No clear indication of extensive myocardial necrosis, a common feature of acute ionophore toxicity was observed or of myocardial fibre atrophy, indispersed with areas of myocardial hypertrophy and fibrosis which are features that have been described in cases of chronic ionophore toxicity in other species [17-18]. The only cardiac change observed was nuclear rowing which is an indication of early degeneration and regeneration initiation as reported by Mollenhauer et al.  in a Holstein heifer. The heart of this animal showed rare myocytes, characterized by rowing of nuclei and suggestive of attempted myofiber regeneration, with evidence of chronic yew toxicity in cattle. Some cases of chronic ionophore toxicity produce very localized or subtle cardiac lesions which may not be identified on limited sectioning of the heart. The severe ascites and visceral oedema could also be consistent with right sided congestive heart failure. Although the hypoalbuminaemia noted in the exposed animals may have been the cause of the ascites, it is possible that this hypoalbuminaemia was the result of rapidly developing congestive heart failure. This has been shown to occur in dogs and turkeys as a result of blood volume expansion, inanition and possibly loss of protein into the ascites fluid. An alternative explanation for the hypoalbuminaemia was not discovered, there was no histological or biochemical indication of extensive liver disease and protein-loss through the gut or kidney would be unlikely in multiple animals. A nutritional cause was also considered less likely as albumin concentrations in the control animals were substantially higher (29.83 vs 17.3, P<0.0001).

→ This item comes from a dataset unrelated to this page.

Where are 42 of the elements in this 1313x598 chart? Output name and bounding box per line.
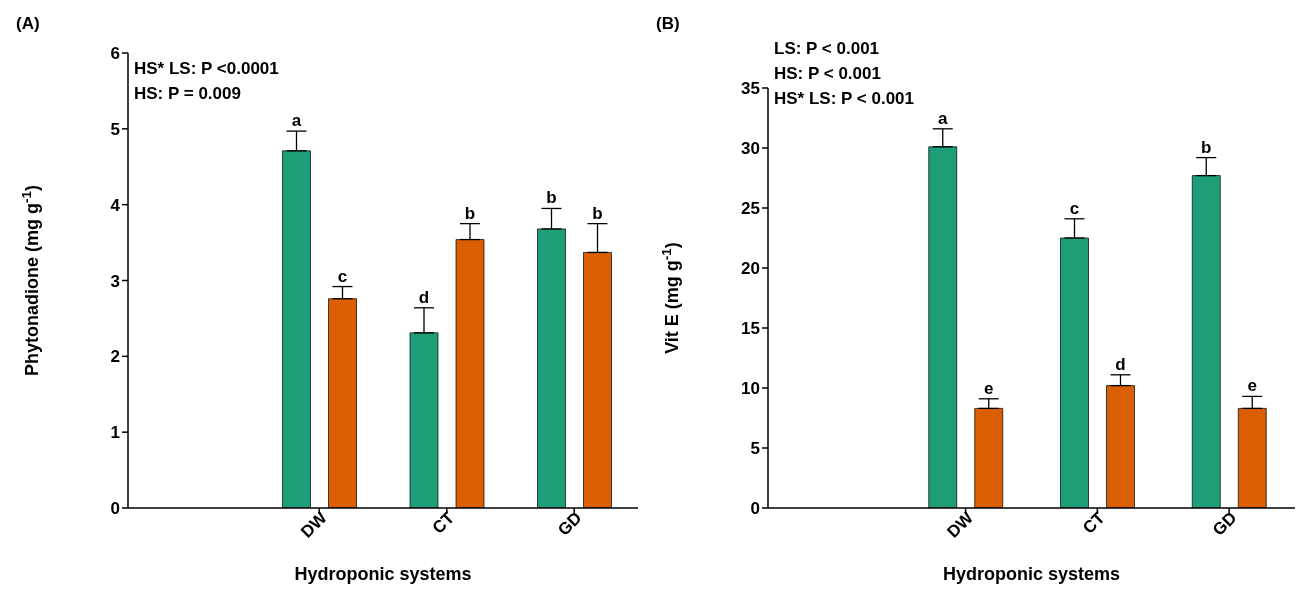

It is also possible that monensin toxicity in camels results in skeletal muscle necrosis while cardiac muscle cells show no clear changes of necrosis due to selective effect . Serum CK, GLDH and AST activities were increased (P<0.05 and P<0.0001), a finding that could be consistent with skeletal muscle necrosis. Serum potassium concentration was also higher (5.85 vs 4.93, P<0.001) above normal. Myoglobinuria was not noted. Unfortunately skeletal muscle samples were not collected for histopathological examination.
Luckily, regardless of the exposure of meat animals to ionophores in feed, residues in the meat milk and its byproducts will have no potential effect on humans consuming these products .
In conclusion, the clinical signs associated with monensin toxicity in different animal species vary according to the dose and duration of exposure. In this case, no diarrhea was noted and histological evidence of extensive muscle damage was lacking. Although no histopathological changes were observed in the cardiac muscles, cardiac damage can sometimes be localized and subtle and the severe ascites could be consistent with congestive heart failure.
From our observation, the camel is not in the same category of intermediate sensitivity like the cattle and therefore feeding them cattle ration supplemented with monensin is likely to result in mortality. Further observations of other possible cases of monensin toxicity or intoxication to clarify the rest of the unexplained changes in onehumped camels are very much needed if other cases arise.